Sunday arrived and they began their return trip to Des Moines and Tama.  Before they left, Edgar Harlan received a telegram from Senator Frederic Larrabee inviting them to Sunday dinner at his home in Clermont. The invitation was accepted but it was raining and they had to put chains on the wheels of the automobiles. It took nearly five hours to travel 60 miles over muddy roads.  The home was built by the senator’s father, William, the 12th Governor of Iowa and was called Montauk.  Sadie Rae described it,

 “We were invited into the house, and taken upstairs to lay aside our wraps, and when I saw the inside of their home, I felt as though I had gone back a hundred years… Not that things appear out of date, but only that they were arranged in such good taste, and seemed to have a look of being used and appreciated.”

She continued her description of the grounds,

“..here the grounds themselves, that is the lawn, covers acres I believe and they have a wonderful pine grove which must be fifty acres in extent; then there is the orchard, the garden, the vineyard, the flower garden, the lawn, and the cultivated ground.  On the lawn are statues of the great men of Gov. Larabee’s day, friend of his, as well as wonderful big trees of an age I would not dare to guess.”

They left Montauk and traveled about 60 miles to Waterloo where some boarded trains and others continued by car to Marshalltown for an overnight at Evan’s Hotel.  The next day they arrived in Des Moines.  Sadie Rae wrapped up her final letter with this,

“And now this ends “the trip”.  The things which I have forgotten to relate can be told to you in person, but of this I am sure and will probably tell over and over:  Not if we were to search for a year could we find a more congenial crowd.  Not one, as far as I am concerned, should be left out.”

Sadie Rae Scott did not make another trip. She contracted tuberculosis and died on June 12, 1920; less than a year after her great adventure. 

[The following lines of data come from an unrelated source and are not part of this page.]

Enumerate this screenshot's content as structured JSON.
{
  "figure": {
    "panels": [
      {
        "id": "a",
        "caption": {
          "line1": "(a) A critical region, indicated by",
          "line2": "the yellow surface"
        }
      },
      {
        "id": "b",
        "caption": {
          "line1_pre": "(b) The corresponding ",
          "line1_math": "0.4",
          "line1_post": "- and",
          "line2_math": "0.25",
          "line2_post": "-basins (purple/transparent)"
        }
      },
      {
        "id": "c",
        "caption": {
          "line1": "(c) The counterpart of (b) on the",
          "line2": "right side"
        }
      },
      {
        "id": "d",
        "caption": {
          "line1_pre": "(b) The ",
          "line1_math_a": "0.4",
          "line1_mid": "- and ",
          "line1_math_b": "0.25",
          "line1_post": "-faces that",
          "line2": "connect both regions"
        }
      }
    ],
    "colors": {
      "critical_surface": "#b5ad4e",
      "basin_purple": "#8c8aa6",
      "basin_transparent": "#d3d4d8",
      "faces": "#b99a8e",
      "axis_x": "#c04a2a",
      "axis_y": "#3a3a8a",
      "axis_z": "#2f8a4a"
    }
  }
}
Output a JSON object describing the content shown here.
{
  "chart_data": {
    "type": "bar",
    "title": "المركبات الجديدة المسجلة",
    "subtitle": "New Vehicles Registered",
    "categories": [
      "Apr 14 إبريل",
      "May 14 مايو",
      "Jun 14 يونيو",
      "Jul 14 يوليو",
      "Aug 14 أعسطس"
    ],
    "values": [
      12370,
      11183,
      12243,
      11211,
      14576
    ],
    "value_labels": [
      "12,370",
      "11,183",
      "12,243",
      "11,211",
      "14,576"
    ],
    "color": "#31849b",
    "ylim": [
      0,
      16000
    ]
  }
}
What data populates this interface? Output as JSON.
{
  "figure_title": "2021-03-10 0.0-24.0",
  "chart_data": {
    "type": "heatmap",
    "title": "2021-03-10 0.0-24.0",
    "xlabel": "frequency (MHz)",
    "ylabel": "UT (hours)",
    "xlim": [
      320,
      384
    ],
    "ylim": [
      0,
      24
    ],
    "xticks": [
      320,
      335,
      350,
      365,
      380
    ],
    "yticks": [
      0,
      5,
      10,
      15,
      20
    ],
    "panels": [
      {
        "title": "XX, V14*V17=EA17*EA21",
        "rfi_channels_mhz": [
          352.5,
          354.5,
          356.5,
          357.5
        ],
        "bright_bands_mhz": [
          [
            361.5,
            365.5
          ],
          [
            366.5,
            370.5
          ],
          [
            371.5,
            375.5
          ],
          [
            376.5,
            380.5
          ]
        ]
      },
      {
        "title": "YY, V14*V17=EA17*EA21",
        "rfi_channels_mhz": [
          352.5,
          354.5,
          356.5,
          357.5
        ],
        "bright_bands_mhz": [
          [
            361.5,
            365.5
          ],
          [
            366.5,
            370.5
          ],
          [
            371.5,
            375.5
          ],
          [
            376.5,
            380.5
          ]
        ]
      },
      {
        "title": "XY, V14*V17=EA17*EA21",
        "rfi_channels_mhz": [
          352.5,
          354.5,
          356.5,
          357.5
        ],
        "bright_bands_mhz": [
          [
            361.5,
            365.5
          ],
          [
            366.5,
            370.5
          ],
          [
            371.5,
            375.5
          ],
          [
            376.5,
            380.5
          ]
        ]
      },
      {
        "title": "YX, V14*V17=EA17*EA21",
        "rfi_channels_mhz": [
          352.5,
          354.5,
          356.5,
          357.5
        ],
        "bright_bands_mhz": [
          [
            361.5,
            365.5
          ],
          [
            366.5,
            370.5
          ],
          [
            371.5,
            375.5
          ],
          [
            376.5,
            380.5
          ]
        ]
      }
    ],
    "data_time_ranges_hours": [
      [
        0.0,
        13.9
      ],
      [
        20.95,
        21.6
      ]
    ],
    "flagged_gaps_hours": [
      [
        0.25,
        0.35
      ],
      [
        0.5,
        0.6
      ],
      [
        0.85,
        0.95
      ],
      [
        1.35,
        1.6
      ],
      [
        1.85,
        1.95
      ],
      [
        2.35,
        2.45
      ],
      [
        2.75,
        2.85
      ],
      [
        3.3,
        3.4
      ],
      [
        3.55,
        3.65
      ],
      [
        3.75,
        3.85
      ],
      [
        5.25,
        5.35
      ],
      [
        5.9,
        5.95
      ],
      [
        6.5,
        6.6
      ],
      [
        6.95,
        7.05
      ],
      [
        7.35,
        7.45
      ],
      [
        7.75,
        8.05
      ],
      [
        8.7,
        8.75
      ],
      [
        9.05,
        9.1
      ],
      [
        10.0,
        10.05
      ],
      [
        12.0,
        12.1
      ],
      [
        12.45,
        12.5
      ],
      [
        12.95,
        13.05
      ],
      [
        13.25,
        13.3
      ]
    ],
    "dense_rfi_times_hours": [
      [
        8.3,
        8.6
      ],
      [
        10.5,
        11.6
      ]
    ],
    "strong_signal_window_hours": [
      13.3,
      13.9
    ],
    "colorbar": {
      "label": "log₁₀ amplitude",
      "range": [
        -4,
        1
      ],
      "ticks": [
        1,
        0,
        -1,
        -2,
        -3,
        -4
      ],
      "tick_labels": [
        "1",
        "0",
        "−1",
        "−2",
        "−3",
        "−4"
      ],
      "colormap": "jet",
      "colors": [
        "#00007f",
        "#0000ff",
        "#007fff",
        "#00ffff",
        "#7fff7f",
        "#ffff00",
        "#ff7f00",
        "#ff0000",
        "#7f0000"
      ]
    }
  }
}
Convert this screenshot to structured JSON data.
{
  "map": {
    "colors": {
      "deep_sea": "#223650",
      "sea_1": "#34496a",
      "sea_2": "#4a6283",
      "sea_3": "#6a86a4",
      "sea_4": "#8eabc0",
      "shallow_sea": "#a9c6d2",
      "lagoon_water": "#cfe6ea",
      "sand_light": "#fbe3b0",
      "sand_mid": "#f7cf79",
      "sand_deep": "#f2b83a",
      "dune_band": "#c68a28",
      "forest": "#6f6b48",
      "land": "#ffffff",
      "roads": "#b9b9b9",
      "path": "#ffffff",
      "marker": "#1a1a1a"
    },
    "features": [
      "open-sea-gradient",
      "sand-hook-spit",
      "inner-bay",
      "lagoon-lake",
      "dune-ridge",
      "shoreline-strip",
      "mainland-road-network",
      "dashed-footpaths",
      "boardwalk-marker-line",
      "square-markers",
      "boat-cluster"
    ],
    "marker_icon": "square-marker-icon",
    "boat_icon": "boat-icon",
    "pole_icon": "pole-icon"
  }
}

Iowa’s first state park, Backbone, was dedicated in 1920.  Among the places they visited, Maquoketa Caves became a state park in 1921 and Pike’s Peak was added in 1936.  Although the National Park Service declined designating an Upper Mississippi River National Park, Effigy Mounds was dedicated as a National Monument by Harry Truman in 1949. Governor William Larrabee’s home, Montauk, became a state historic site in 1976.  You can see it today much the same as Sadie Rae described it in 1919.